Abstract: The Web is steadily increasing its reach beyond the desktop to devices ranging from mobile phones to domestic appliances. This rapidly expanding accessibility is largely due to the Web's foundation in open protocols and markup languages, which offer the most widely implemented global infrastructure for content and application access. HTML's original aim was to provide a device-independent markup language that was based on document semantics. It identified document elements such as headings, paragraphs, and lists without specifying presentation. Early on, however, browser developers introduced many ad hoc presentation-specific elements and attributes to HTML that blurred the distinction between semantics and presentation.
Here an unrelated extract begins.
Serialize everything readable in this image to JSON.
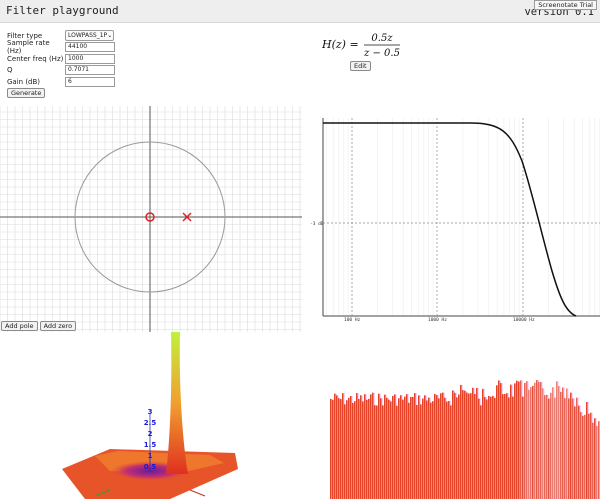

A presentation created for a large- screen device, for example, can theoretically be displayed and interacted with on a small-screen device because they use the same markup. Practically, however, it might be too hard to use simply because the author did not create the presentation with a small form-factor in mind. Device independence is an attempt to regain some of Web publications' original intent. Web standards are now encouraging a renewed distinction between semantics and presentation through styling languages such as Cascading Style Sheets (CSS) and Extensible Stylesheet Language Formatting Objects (XSL-FO) for adding information to Web output, and interaction markup languages such as XML Forms (XForms) for input. As the number of devices accessing the Internet increases, the problem of creating presentations for each device type grows worse. Ideally, authors would need to create only one version of their Web content. Then, during the delivery and rendering process, adaptation software would create a presentation to match the delivery device's capabilities.